Я отодвинулся от костра, чтобы спрятать смущение, не сразу ответил. Разве только мы с Щелкуновым ежедневно челночим? Лес — шоссе, лес — «железка», лес — шоссе...
— Работаем,— сказал я с никого не обманувшим равнодушием и принялся рассказывать о последних боевых делах своей группы. — Так что у нас все в порядке! — закончил я с гордостью. — Вот только эта последняя засада...
— «В порядке»! — протянул с печальной укоризной Богомаз. Он испытующе заглянул мне в глаза. — В порядке, только не все. Ты, я вижу, как почти все десантники вашей группы, в войну влюблен. Ну ничего, это пройдет. И быстро пройдет: у нас тут скоростная закалка...
Он замолчал, изучая меня все тем же о чем-то спрашивающим взглядом. В его серых глазах вспыхивали и угасали искры догоравшего костра.
— Ша! — сказал Костя-одессит.
Из темноты неожиданно и неслышно вынырнул Александр Ефимов.
— О чем, друзья, беседуете? — бодро заговорил он,— Ого! Да тут никак партийно-комсомольское собрание! Не закрытое, надеюсь?
— А что ты думаешь? — сказал Самарин. — С тех пор как Полевого «ушли»,— никаких собраний. Вот и собрались...
Ефимов хлопнул меня по плечу, кивнул остальным, свойски протянул через костер узкую, холеную руку Богомазу: — Денису Давыдову привет!
Богомаз подкинул на раскаленные угли сноп сухого хвороста. Пламя взметнулось и обожгло ребро ладони Ефимова. Тот отдернул руку, постоял с минуту в нерешительности и, потеснив меня и Самарина, подсел к костру.
— Так что же у нас не в порядке в отряде? — вновь обратись к Богомазу, упорствовал я.
Шевцов почему-то бросил на меня злой, предостерегающий взгляд.
— А кто это говорит, что у нас не все в порядке? — переспросил Ефимов.
— Я говорю,— негромко, но отчетливо ответил Богомаз.
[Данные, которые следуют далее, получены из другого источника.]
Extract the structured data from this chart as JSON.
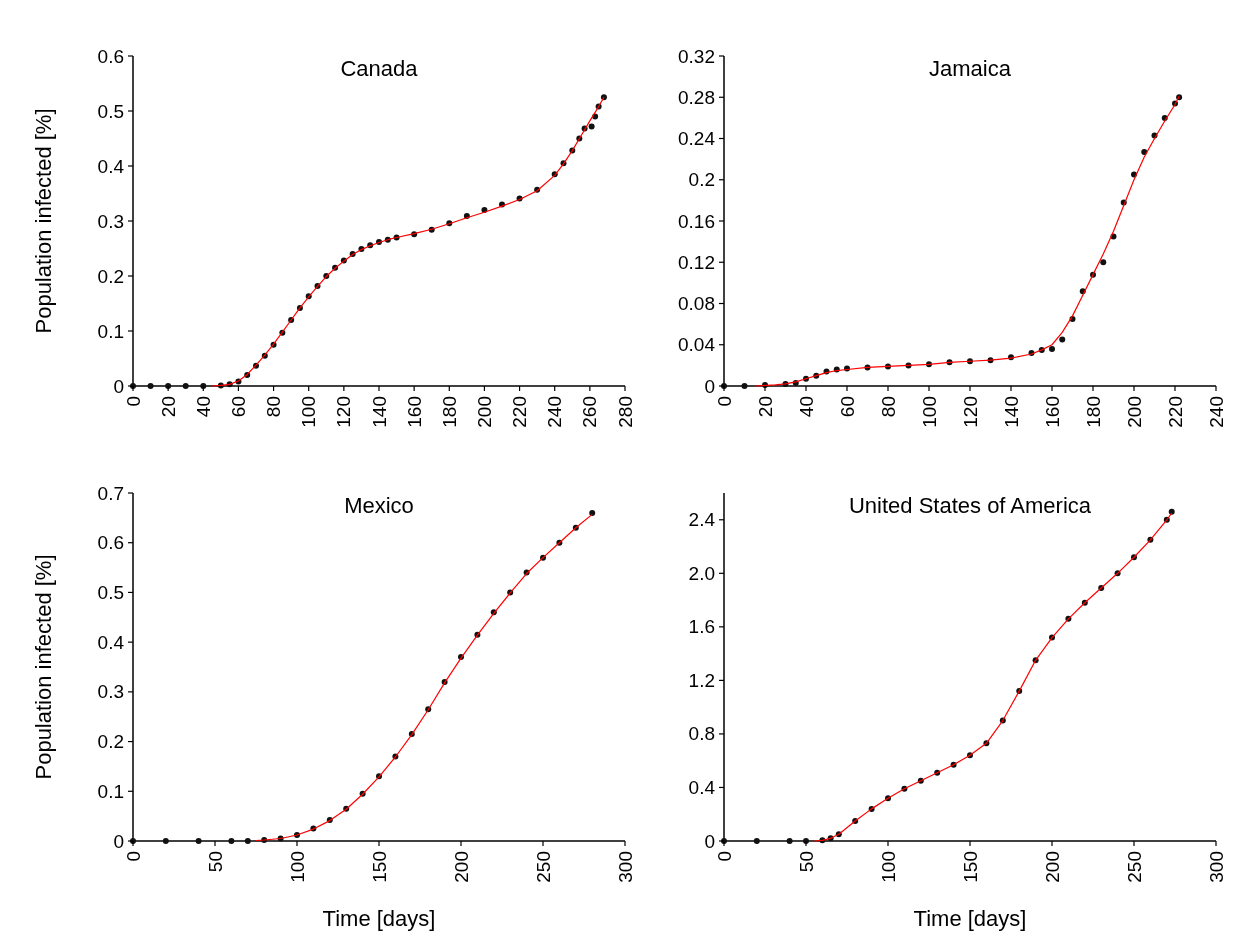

На минуту у костра воцарилось молчание. — Кто прострелил радиостанцию? — спросил Богомаз, обводя нас спокойным взглядом. — Сегодня лагерь был почти пуст, все так же спокойно продолжал Богомаз. — «Радист отлучился, ушел к ручью. Ни часовые, ни санитарки — никто не слышал выстрела. Стреляли, возможно, из бесшумки... Изменник промазал впопыхах, продырявил только чехол. Но это совсем не значит, что нам следует успокоиться. Кто-то пытался прервать нашу связь с Большой землей — разве можно молчать об этом? Да, среди нас есть предатель. Где он, кто он?
— Неприятная история,— буркнул Ефимов, прикуривая от головешки. — Но разговора вести о ней не следует. Чем меньше бойцов знают о ней, тем лучше для безопасности всего отряда. «Хозяин» сам занят расследованием этого дела. Ненужная гласность только раздует панику, подорвет боевой дух отряда, пустит ко дну этот «Ноев ковчег». Это говорит капитан.
— Такие дела делаются в открытую,— упрямо возразил Богомаз. — Каждый должен знать, что среди нас появился предатель. Тогда мы его скорей разоблачим. Предатель в партизанском отряде страшнее карательной экспедиции немцев. — Богомаз сдвинул брови. — Я останусь в отряде до тех пор,— сказал он тихо,— пока не узнаю, кто среди нас служит гитлеровцам. А потом организую такой отряд, в котором не будет места ни предателям, ни, кстати говоря, огульным расстрелам.